Procédure devant la Cour :
Par une requête, enregistrée le 5 mars 2018, M. B..., représenté par Me D..., demande à la Cour :
1°) d'annuler ce jugement du tribunal administratif de Marseille du 12 octobre 2017 ;
2°) d'annuler l'arrêté du préfet des Bouches-du-Rhône du 20 décembre 2016 ;
3°) à titre principal, d'enjoindre au préfet des Bouches-du-Rhône de délivrer une carte de séjour temporaire, dans le délai de quinze jours suivant la notification du présent arrêt, sous astreinte de 100 euros par jour de retard ;
4°) à titre subsidiaire, d'enjoindre au préfet des Bouches-du-Rhône de réexaminer sa situation et de lui délivrer une autorisation de séjour pendant ce réexamen, dans le délai de quinze jours suivant la notification du présent arrêt, sous astreinte de 100 euros par jour de retard ;
5°) de mettre à la charge de l'Etat la somme de 2 000 euros à verser à son conseil en application de l'article L. 761-1 du code de justice administrative et de l'article 37 de la loi du 10 juillet 1991 relative à l'aide juridique.
Il soutient que :
- l'avis d'audience du 12 septembre 2017 ne mentionne pas la décision prise sur la dispense de conclusions du rapporteur public ;
- l'obligation de quitter le territoire français qui lui est faite ne pouvait être fondée sur le 6° du I de l'article L. 511-1 du code de l'entrée et du séjour des étrangers et du droit d'asile ;
- le tribunal administratif de Marseille, qui a jugé selon le régime procédural fixé par le I de l'article L. 512-1 du code de l'entrée et du séjour des étrangers et du droit d'asile tout en estimant que l'arrêté du 20 décembre 2016 pouvait être pris sur le fondement du 6° du I de l'article L. 511-1 du même code, a entaché sa décision d'une contrariété de motifs ;
- le motif selon lequel il serait célibataire et sans enfant est erroné en fait ;
- les décisions portant refus de titre de séjour et obligation de quitter le territoire français méconnaissent l'article 8 de la convention européenne de sauvegarde des droits de l'homme et des libertés fondamentales ;
- ces décisions sont entachées d'une erreur manifeste d'appréciation de leurs conséquences sur sa situation personnelle ;
- la décision portant obligation de quitter le territoire français méconnaît le droit d'être entendu, principe général du droit de l'Union européenne ;
- elle méconnaît également le 1 de l'article 3 de la convention internationale relative aux droits de l'enfant.

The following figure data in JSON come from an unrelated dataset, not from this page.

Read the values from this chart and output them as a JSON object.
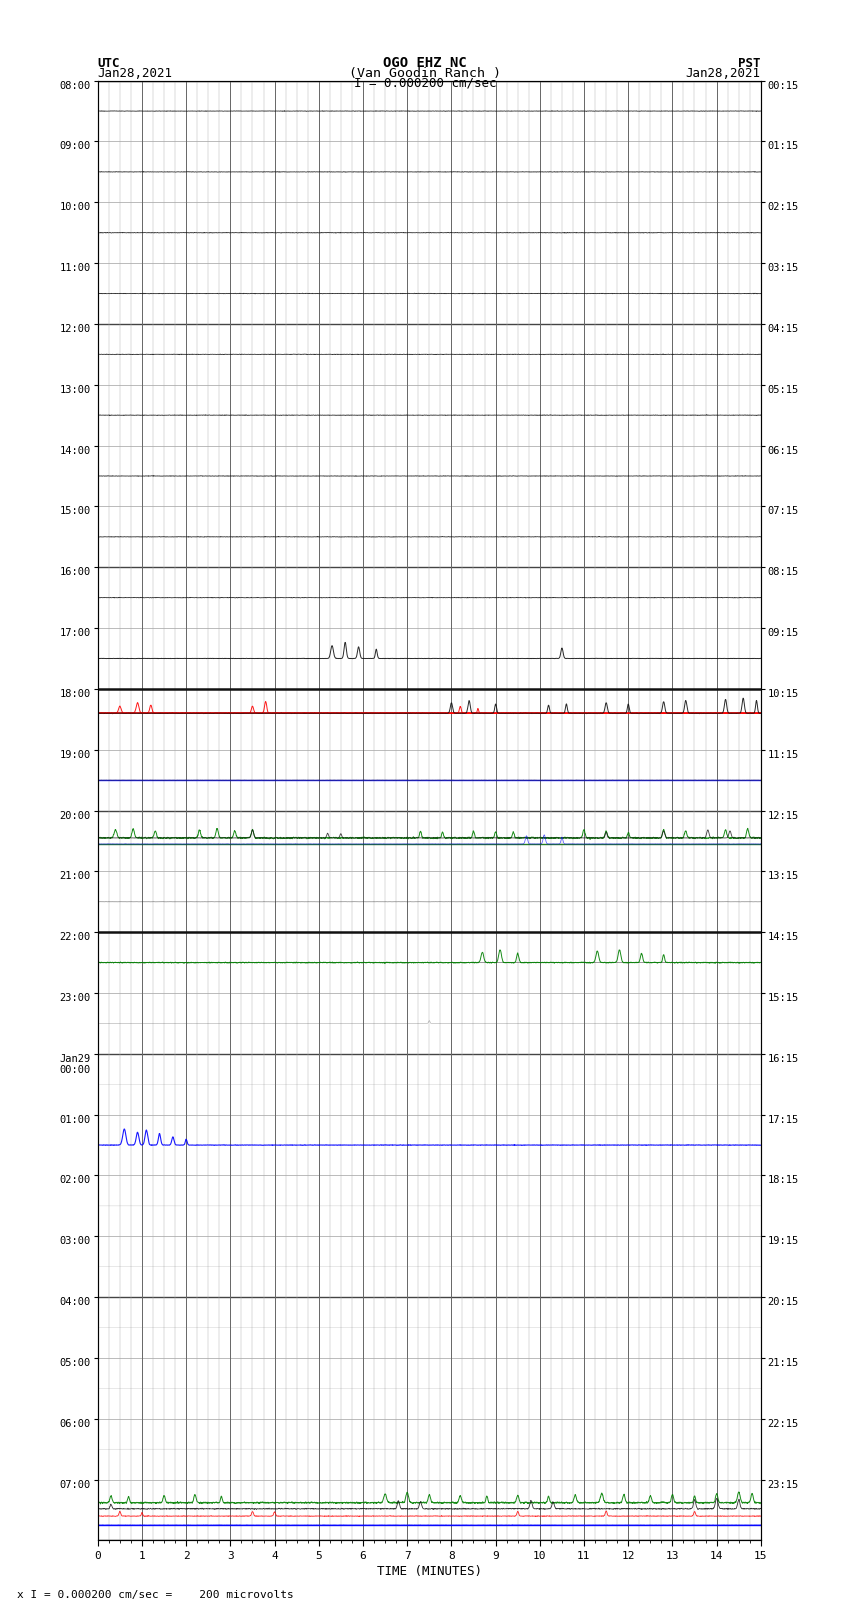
{
  "title_line1": "OGO EHZ NC",
  "title_line2": "(Van Goodin Ranch )",
  "title_line3": "I = 0.000200 cm/sec",
  "utc_label": "UTC",
  "utc_date": "Jan28,2021",
  "pst_label": "PST",
  "pst_date": "Jan28,2021",
  "xlabel": "TIME (MINUTES)",
  "footer": "x I = 0.000200 cm/sec =    200 microvolts",
  "bg_color": "#ffffff",
  "figsize": [
    8.5,
    16.13
  ],
  "dpi": 100,
  "ytick_labels_left": [
    "08:00",
    "09:00",
    "10:00",
    "11:00",
    "12:00",
    "13:00",
    "14:00",
    "15:00",
    "16:00",
    "17:00",
    "18:00",
    "19:00",
    "20:00",
    "21:00",
    "22:00",
    "23:00",
    "Jan29\n00:00",
    "01:00",
    "02:00",
    "03:00",
    "04:00",
    "05:00",
    "06:00",
    "07:00"
  ],
  "ytick_labels_right": [
    "00:15",
    "01:15",
    "02:15",
    "03:15",
    "04:15",
    "05:15",
    "06:15",
    "07:15",
    "08:15",
    "09:15",
    "10:15",
    "11:15",
    "12:15",
    "13:15",
    "14:15",
    "15:15",
    "16:15",
    "17:15",
    "18:15",
    "19:15",
    "20:15",
    "21:15",
    "22:15",
    "23:15"
  ],
  "n_rows": 24,
  "x_min": 0,
  "x_max": 15
}
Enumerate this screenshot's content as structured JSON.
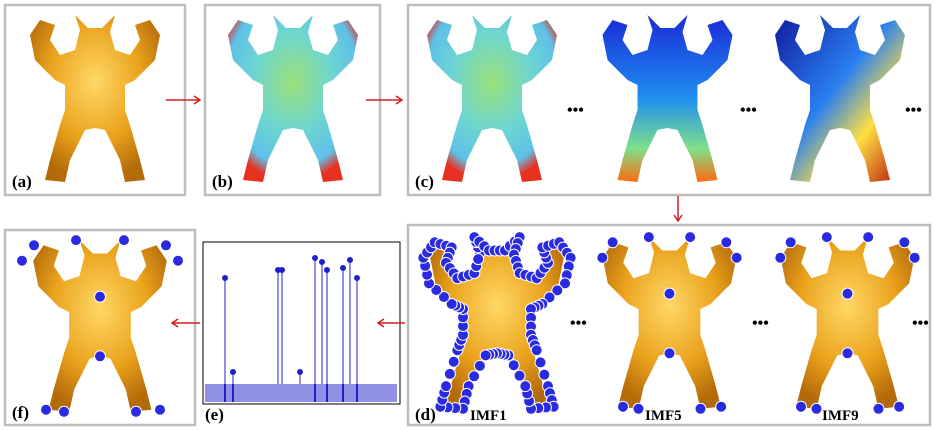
{
  "panels": {
    "a": "(a)",
    "b": "(b)",
    "c": "(c)",
    "d": "(d)",
    "e": "(e)",
    "f": "(f)"
  },
  "imf_labels": [
    "IMF1",
    "IMF5",
    "IMF9"
  ],
  "ellipsis": "•••"
}
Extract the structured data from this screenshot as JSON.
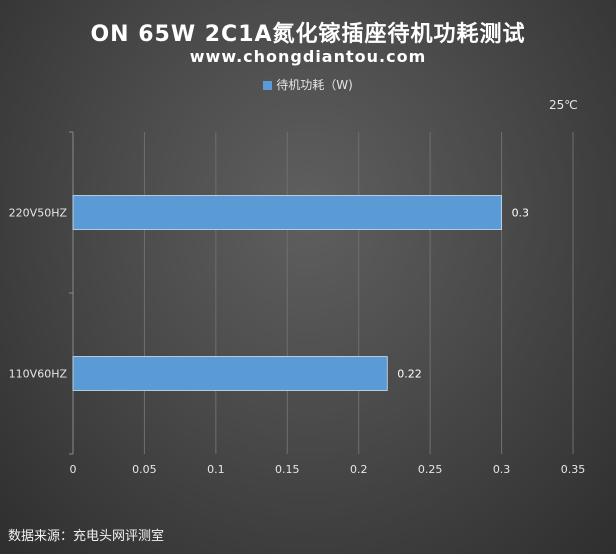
{
  "chart_data": {
    "type": "bar",
    "orientation": "horizontal",
    "title": "ON 65W 2C1A氮化镓插座待机功耗测试",
    "subtitle": "www.chongdiantou.com",
    "annotation": "25℃",
    "source": "数据来源：充电头网评测室",
    "categories": [
      "220V50HZ",
      "110V60HZ"
    ],
    "series": [
      {
        "name": "待机功耗（W)",
        "values": [
          0.3,
          0.22
        ],
        "color": "#5b9bd5"
      }
    ],
    "xlim": [
      0,
      0.35
    ],
    "xticks": [
      "0",
      "0.05",
      "0.1",
      "0.15",
      "0.2",
      "0.25",
      "0.3",
      "0.35"
    ],
    "grid": true,
    "legend_position": "top"
  }
}
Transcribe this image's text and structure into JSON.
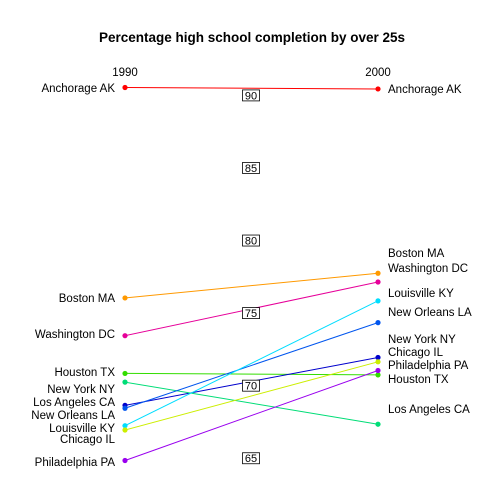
{
  "chart_data": {
    "type": "line",
    "title": "Percentage high school completion by over 25s",
    "x": [
      "1990",
      "2000"
    ],
    "ylim": [
      63.5,
      91
    ],
    "yticks": [
      "65",
      "70",
      "75",
      "80",
      "85",
      "90"
    ],
    "grid": false,
    "legend": "none",
    "series": [
      {
        "name": "Anchorage AK",
        "color": "#FF0000",
        "values": [
          90.2,
          90.1
        ]
      },
      {
        "name": "Boston MA",
        "color": "#FF9900",
        "values": [
          75.7,
          77.4
        ]
      },
      {
        "name": "Washington DC",
        "color": "#E60099",
        "values": [
          73.1,
          76.8
        ]
      },
      {
        "name": "Houston TX",
        "color": "#33DD00",
        "values": [
          70.5,
          70.4
        ]
      },
      {
        "name": "New York NY",
        "color": "#0000CC",
        "values": [
          68.3,
          71.6
        ]
      },
      {
        "name": "Los Angeles CA",
        "color": "#00DD77",
        "values": [
          69.9,
          67.0
        ]
      },
      {
        "name": "New Orleans LA",
        "color": "#0055EE",
        "values": [
          68.1,
          74.0
        ]
      },
      {
        "name": "Louisville KY",
        "color": "#00DDFF",
        "values": [
          66.9,
          75.5
        ]
      },
      {
        "name": "Chicago IL",
        "color": "#CCEE00",
        "values": [
          66.6,
          71.3
        ]
      },
      {
        "name": "Philadelphia PA",
        "color": "#9900EE",
        "values": [
          64.5,
          70.7
        ]
      }
    ],
    "left_labels": [
      {
        "text": "Anchorage AK"
      },
      {
        "text": "Boston MA"
      },
      {
        "text": "Washington DC"
      },
      {
        "text": "Houston TX"
      },
      {
        "text": "New York NY"
      },
      {
        "text": "Los Angeles CA"
      },
      {
        "text": "New Orleans LA"
      },
      {
        "text": "Louisville KY"
      },
      {
        "text": "Chicago IL"
      },
      {
        "text": "Philadelphia PA"
      }
    ],
    "right_labels": [
      {
        "text": "Anchorage AK"
      },
      {
        "text": "Boston MA"
      },
      {
        "text": "Washington DC"
      },
      {
        "text": "Louisville KY"
      },
      {
        "text": "New Orleans LA"
      },
      {
        "text": "New York NY"
      },
      {
        "text": "Chicago IL"
      },
      {
        "text": "Philadelphia PA"
      },
      {
        "text": "Houston TX"
      },
      {
        "text": "Los Angeles CA"
      }
    ]
  }
}
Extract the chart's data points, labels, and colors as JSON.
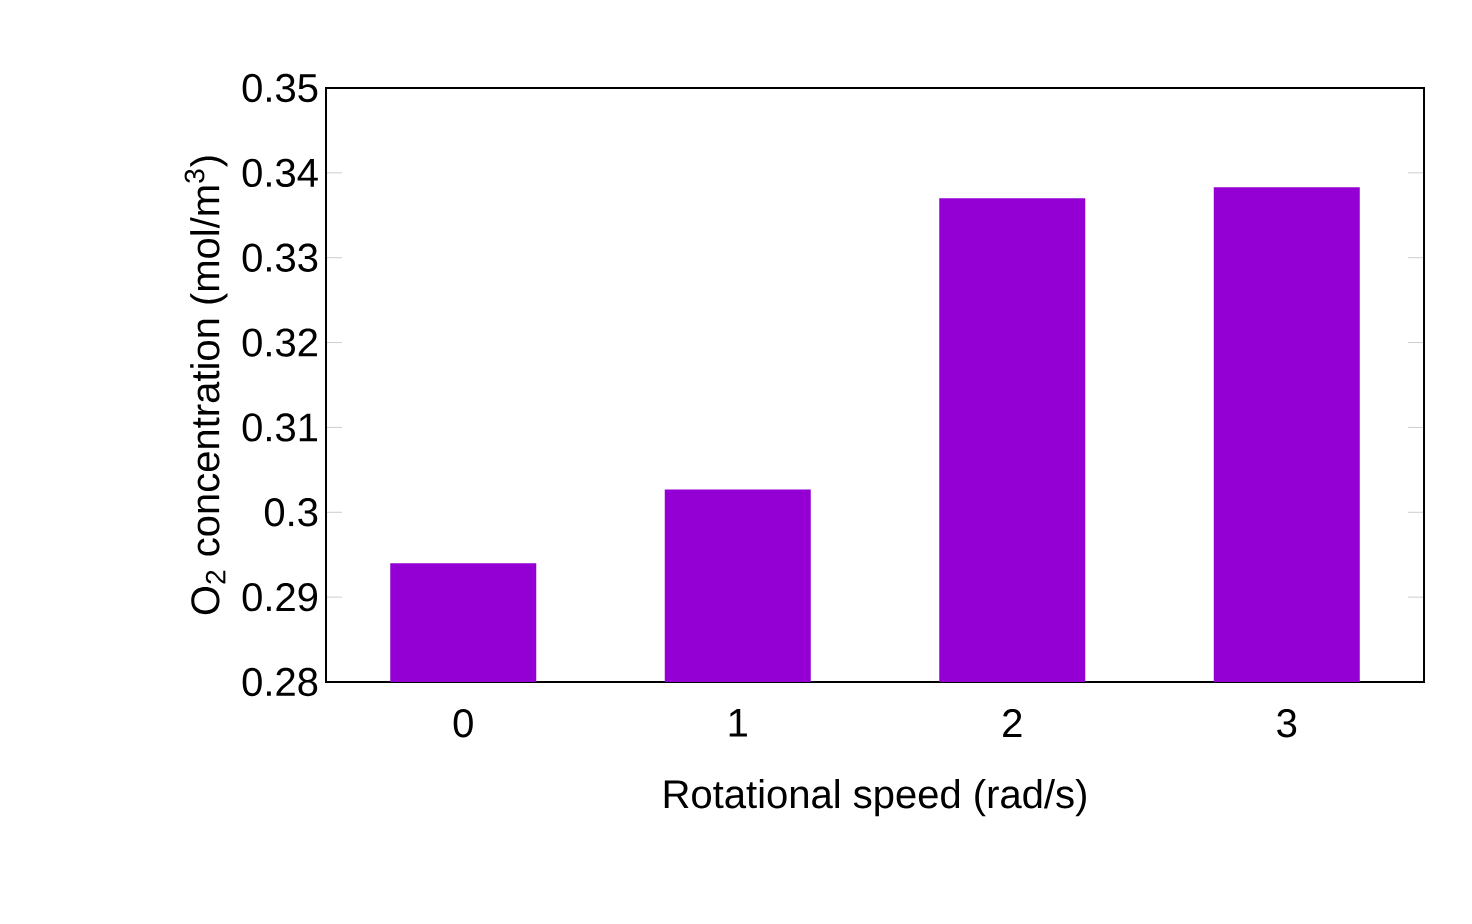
{
  "chart_data": {
    "type": "bar",
    "xlabel": "Rotational speed (rad/s)",
    "ylabel": "O$_{2}$ concentration (mol/m$^{3}$)",
    "categories": [
      "0",
      "1",
      "2",
      "3"
    ],
    "values": [
      0.294,
      0.3027,
      0.337,
      0.3383
    ],
    "color": "#9400d3",
    "ylim": [
      0.28,
      0.35
    ],
    "yticks": [
      0.28,
      0.29,
      0.3,
      0.31,
      0.32,
      0.33,
      0.34,
      0.35
    ],
    "grid": false
  }
}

Par un mémoire en défense, enregistré le 28 août 2018, le préfet des Bouches-du-Rhône conclut au rejet de la requête.
Il soutient que les moyens soulevés par M. B..., identiques à ceux développés en première instance, ne sont pas fondés pour les motifs mentionnés dans son mémoire devant le tribunal administratif de Marseille.
M. B... a été admis au bénéfice de l'aide juridictionnelle totale par une décision du 22 janvier 2018.
Vu les autres pièces du dossier.
Vu :
- la convention européenne de sauvegarde des droits de l'homme et des libertés fondamentales ;
- la convention internationale relative aux droits de l'enfant ;
- le code de l'entrée et du séjour des étrangers et du droit d'asile ;
- la loi n° 91-647 du 10 juillet 1991 ;
- la loi n° 2015-925 du 29 juillet 2015 ;
- la loi n° 2016-274 du 7 mars 2016 ;
- le décret n° 91-1266 du 19 décembre 1991 ;
- le code de justice administrative.
Le président de la formation de jugement a dispensé le rapporteur public, sur sa proposition, de prononcer des conclusions à l'audience.
Les parties ont été régulièrement averties du jour de l'audience.
Le rapport de M. C... a été entendu au cours de l'audience publique.
Considérant ce qui suit :
1. M. B..., ressortissant turc né le 22 février 1993, fait appel du jugement du 12 octobre 2017 par lequel le tribunal administratif de Marseille a rejeté sa demande tendant à l'annulation de l'arrêté du 20 décembre 2016 du préfet des Bouches-du-Rhône portant refus de titre de séjour sur le fondement de l'asile, obligation de quitter le territoire français dans le délai de trente jours et fixant le pays à destination duquel cette obligation pourra être exécutée.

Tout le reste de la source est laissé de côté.